Compound interest is the process of earning returns on both your original principal and the interest that has already accumulated. Unlike simple interest, which is calculated only on the initial deposit, compound interest creates a snowball effect: each period's gains become part of the base for the next period's calculation. Over short horizons the difference is modest, but over decades the gap becomes enormous. A practical shortcut for estimating how quickly money doubles is the Rule of 72: divide 72 by the annual rate of return. At a 6 percent return, for instance, the balance roughly doubles every 12 years. At 8 percent, it doubles every 9 years. This mental model highlights why even small differences in return rates matter so much over long periods. The exponential nature of compounding is the single most important concept in personal finance and the primary reason financial advisors emphasize starting to save as early as possible.

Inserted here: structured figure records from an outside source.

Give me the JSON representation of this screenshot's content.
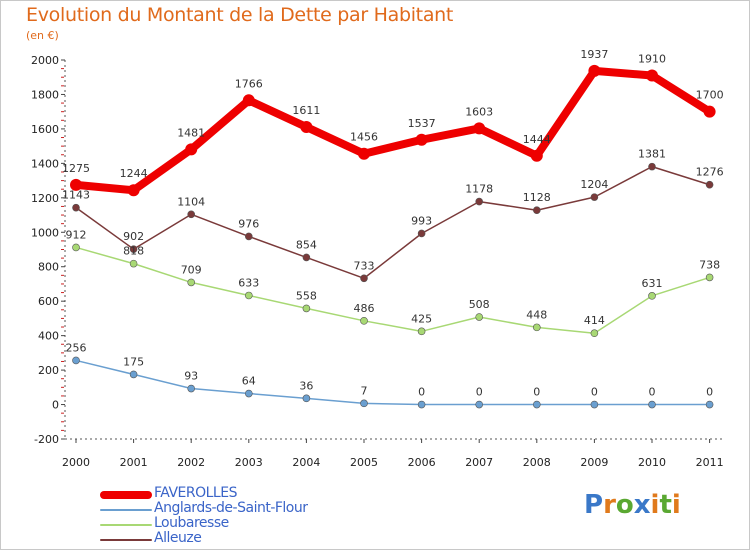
{
  "title": "Evolution du Montant de la Dette par Habitant",
  "subtitle": "(en €)",
  "chart_data": {
    "type": "line",
    "title": "Evolution du Montant de la Dette par Habitant",
    "ylabel": "(en €)",
    "xlabel": "",
    "x": [
      "2000",
      "2001",
      "2002",
      "2003",
      "2004",
      "2005",
      "2006",
      "2007",
      "2008",
      "2009",
      "2010",
      "2011"
    ],
    "ylim": [
      -200,
      2000
    ],
    "yticks": [
      -200,
      0,
      200,
      400,
      600,
      800,
      1000,
      1200,
      1400,
      1600,
      1800,
      2000
    ],
    "grid": false,
    "legend_position": "bottom-left",
    "series": [
      {
        "name": "FAVEROLLES",
        "color": "#ee0000",
        "width": 8,
        "marker": 6,
        "values": [
          1275,
          1244,
          1481,
          1766,
          1611,
          1456,
          1537,
          1603,
          1444,
          1937,
          1910,
          1700
        ]
      },
      {
        "name": "Anglards-de-Saint-Flour",
        "color": "#6a9fd0",
        "width": 1.5,
        "marker": 3.5,
        "values": [
          256,
          175,
          93,
          64,
          36,
          7,
          0,
          0,
          0,
          0,
          0,
          0
        ]
      },
      {
        "name": "Loubaresse",
        "color": "#a8d874",
        "width": 1.5,
        "marker": 3.5,
        "values": [
          912,
          818,
          709,
          633,
          558,
          486,
          425,
          508,
          448,
          414,
          631,
          738
        ]
      },
      {
        "name": "Alleuze",
        "color": "#7a3a3a",
        "width": 1.5,
        "marker": 3.5,
        "values": [
          1143,
          902,
          1104,
          976,
          854,
          733,
          993,
          1178,
          1128,
          1204,
          1381,
          1276
        ]
      }
    ]
  },
  "legend": [
    {
      "label": "FAVEROLLES",
      "color": "#ee0000",
      "width": 8
    },
    {
      "label": "Anglards-de-Saint-Flour",
      "color": "#6a9fd0",
      "width": 2
    },
    {
      "label": "Loubaresse",
      "color": "#a8d874",
      "width": 2
    },
    {
      "label": "Alleuze",
      "color": "#7a3a3a",
      "width": 2
    }
  ],
  "logo": {
    "letters": [
      "P",
      "r",
      "o",
      "x",
      "i",
      "t",
      "i"
    ],
    "colors": [
      "#3a78c8",
      "#e07a1c",
      "#5aa832",
      "#3a78c8",
      "#e07a1c",
      "#5aa832",
      "#e07a1c"
    ]
  }
}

Compounding frequency matters
Compounding frequency refers to how often accumulated interest is added back to the principal balance so that it can generate its own returns. Common frequencies include daily, monthly, quarterly, and annually. The more frequently interest compounds, the faster the balance grows, because gains are reinvested sooner. In practice, the difference between monthly and daily compounding is relatively small — usually a fraction of a percent per year — but the gap between annual and monthly compounding is more noticeable, especially at higher rates and over longer time horizons. Savings accounts and certificates of deposit often compound daily, while many investment projections assume monthly or annual compounding. When comparing two products with the same nominal rate, the one with more frequent compounding will deliver a slightly higher effective annual yield. This is why the annual percentage yield (APY) — which accounts for compounding frequency — is a better comparison metric than the stated nominal rate alone.
Compound interest calculator FAQs
What is the difference between compound interest and simple interest?

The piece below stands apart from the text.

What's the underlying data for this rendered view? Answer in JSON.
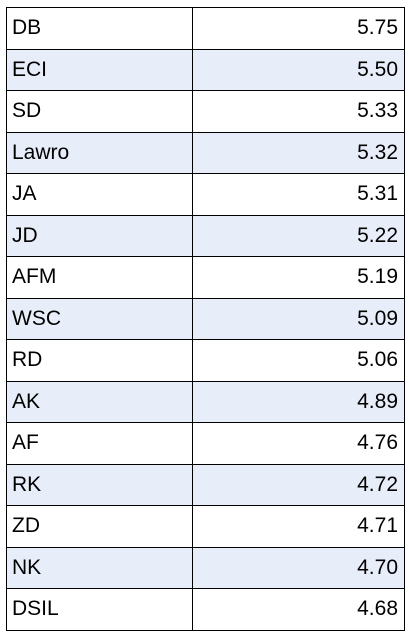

Simple interest is earned only on the original principal, while compound interest earns returns on both the starting balance and the previously accumulated gains — creating exponential growth over time.
Do monthly contributions matter more than the starting balance?

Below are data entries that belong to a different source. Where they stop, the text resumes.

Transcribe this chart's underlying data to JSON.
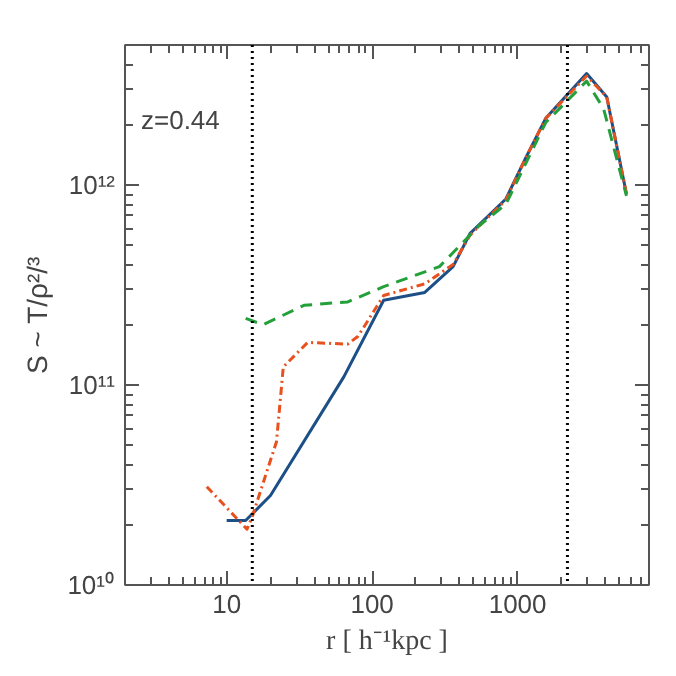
{
  "chart_data": {
    "type": "line",
    "xlabel": "r [ h⁻¹kpc ]",
    "ylabel": "S ~ T/ρ²/³",
    "annotations": [
      "z=0.44"
    ],
    "log": "xy",
    "xlim": [
      2,
      8000
    ],
    "ylim": [
      10000000000.0,
      5000000000000.0
    ],
    "xticks": [
      10,
      100,
      1000
    ],
    "yticks": [
      {
        "value": 10000000000.0,
        "label": "10¹⁰"
      },
      {
        "value": 100000000000.0,
        "label": "10¹¹"
      },
      {
        "value": 1000000000000.0,
        "label": "10¹²"
      }
    ],
    "grid": false,
    "ref_lines": [
      {
        "axis": "x",
        "value": 15,
        "label": null,
        "color": "#000000",
        "line_style": "dotted"
      },
      {
        "axis": "x",
        "value": 2200,
        "label": null,
        "color": "#000000",
        "line_style": "dotted"
      }
    ],
    "series": [
      {
        "color": "#1b4f86",
        "line_style": "solid",
        "x": [
          10,
          13.5,
          20,
          64,
          120,
          230,
          360,
          470,
          830,
          1130,
          1560,
          2980,
          4100,
          5600
        ],
        "values": [
          21000000000.0,
          21000000000.0,
          28000000000.0,
          110000000000.0,
          265000000000.0,
          290000000000.0,
          390000000000.0,
          570000000000.0,
          850000000000.0,
          1350000000000.0,
          2150000000000.0,
          3600000000000.0,
          2750000000000.0,
          900000000000.0
        ]
      },
      {
        "color": "#e8501e",
        "line_style": "dashdot",
        "x": [
          7.3,
          13.8,
          15,
          22,
          24.5,
          36,
          68,
          80,
          120,
          230,
          360,
          470,
          830,
          1130,
          1560,
          2980,
          4100,
          5600
        ],
        "values": [
          31000000000.0,
          19000000000.0,
          22000000000.0,
          52000000000.0,
          123000000000.0,
          163000000000.0,
          160000000000.0,
          175000000000.0,
          280000000000.0,
          320000000000.0,
          400000000000.0,
          560000000000.0,
          840000000000.0,
          1350000000000.0,
          2150000000000.0,
          3500000000000.0,
          2750000000000.0,
          900000000000.0
        ]
      },
      {
        "color": "#24a03a",
        "line_style": "dashed",
        "x": [
          13.5,
          17.8,
          34,
          68,
          120,
          290,
          550,
          830,
          1560,
          2980,
          3900,
          5600
        ],
        "values": [
          215000000000.0,
          200000000000.0,
          250000000000.0,
          260000000000.0,
          310000000000.0,
          390000000000.0,
          630000000000.0,
          800000000000.0,
          2050000000000.0,
          3300000000000.0,
          2400000000000.0,
          880000000000.0
        ]
      }
    ]
  }
}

Over long time horizons, regular contributions typically contribute more to the final balance than the initial deposit because each new contribution also begins compounding.
How should I choose an annual return assumption?
Use a realistic long-run average for the asset class you are modeling. Broad equity markets have often delivered returns in the high single digits over long periods, but actual results vary by country, asset mix, fees, inflation, and starting valuation.
Why does compounding frequency change the result?
More frequent compounding applies returns to the balance more often within each year, slightly increasing the effective yield compared to less frequent compounding at the same nominal rate.
Can I use this for savings instead of investing?
Yes. It works for any balance that grows over time, including high-yield savings accounts, CDs, bonds, and long-term investment portfolios.